TL;DR: Messerschmitt scale models here are 1:18 diecast from Revell, covering the tandem-seat KR-series bubble cars of the 1950s and 1960s. A single-manufacturer, single vehicle-class niche within the Micro segment, valued for its unmistakable canopy silhouette rather than breadth.
Messerschmitt's postwar pivot from aircraft to three-wheeled microcars produced one of the era's strangest and most recognizable shapes, and Revell's diecast captures that tandem-cockpit canopy design at 1:18 scale.
Messerschmitt Model Cars and the Micro Vehicle Class
Revell's diecast construction gives the KR-series its correct proportions: the narrow tandem cabin, the aircraft-style canopy, and the third-wheel rear layout that made these cars legal to drive on a motorcycle license in period. As a Micro-class subject, the model reads as a novelty piece as much as a design study, small enough to anchor a themed shelf without dominating it.

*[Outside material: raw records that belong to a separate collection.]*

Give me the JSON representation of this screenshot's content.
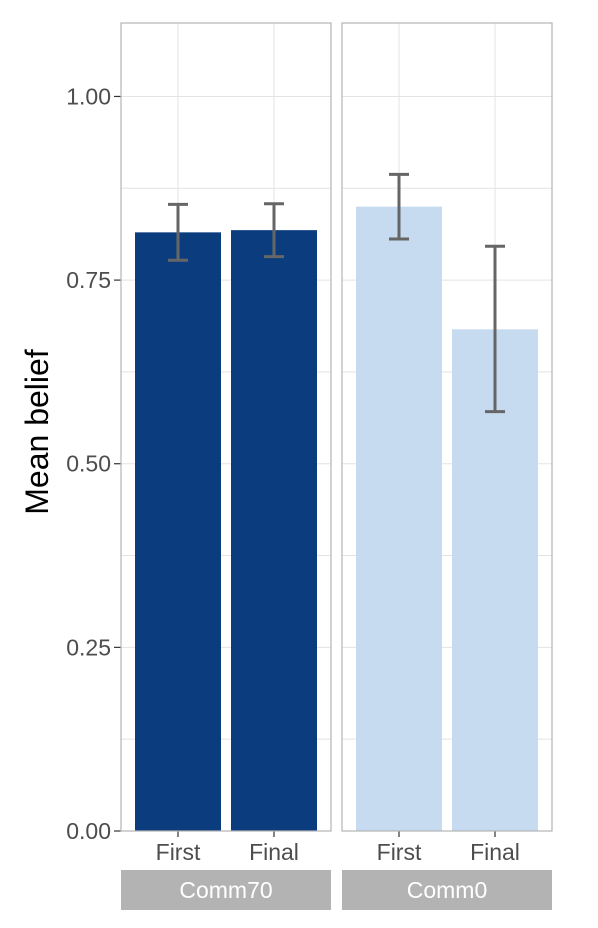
{
  "chart_data": {
    "type": "bar",
    "facets": [
      "Comm70",
      "Comm0"
    ],
    "categories": [
      "First",
      "Final"
    ],
    "series": [
      {
        "facet": "Comm70",
        "values": [
          0.815,
          0.818
        ],
        "error_low": [
          0.777,
          0.782
        ],
        "error_high": [
          0.853,
          0.854
        ],
        "color": "#0b3d7e"
      },
      {
        "facet": "Comm0",
        "values": [
          0.85,
          0.683
        ],
        "error_low": [
          0.806,
          0.571
        ],
        "error_high": [
          0.894,
          0.796
        ],
        "color": "#c6dbf0"
      }
    ],
    "ylabel": "Mean belief",
    "xlabel": "",
    "ylim": [
      0,
      1.1
    ],
    "yticks": [
      "0.00",
      "0.25",
      "0.50",
      "0.75",
      "1.00"
    ],
    "grid": true,
    "strip_color": "#b3b3b3"
  }
}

- Single manufacturer, single material: Revell diecast only.
- Era coverage spans 1950s and 1960s production.
- Compact footprint suits mixed-era microcar displays.
Where a Messerschmitt Model Fits in a Collection
Because the range is narrow by design, a Messerschmitt piece works best as a conversation-starting addition to a broader postwar European collection rather than a category to build depth in on its own. Pair it with other Micro-class subjects to tell the story of Europe's austerity-era mobility solutions, where aircraft and appliance manufacturers alike turned to building small, cheap transportation.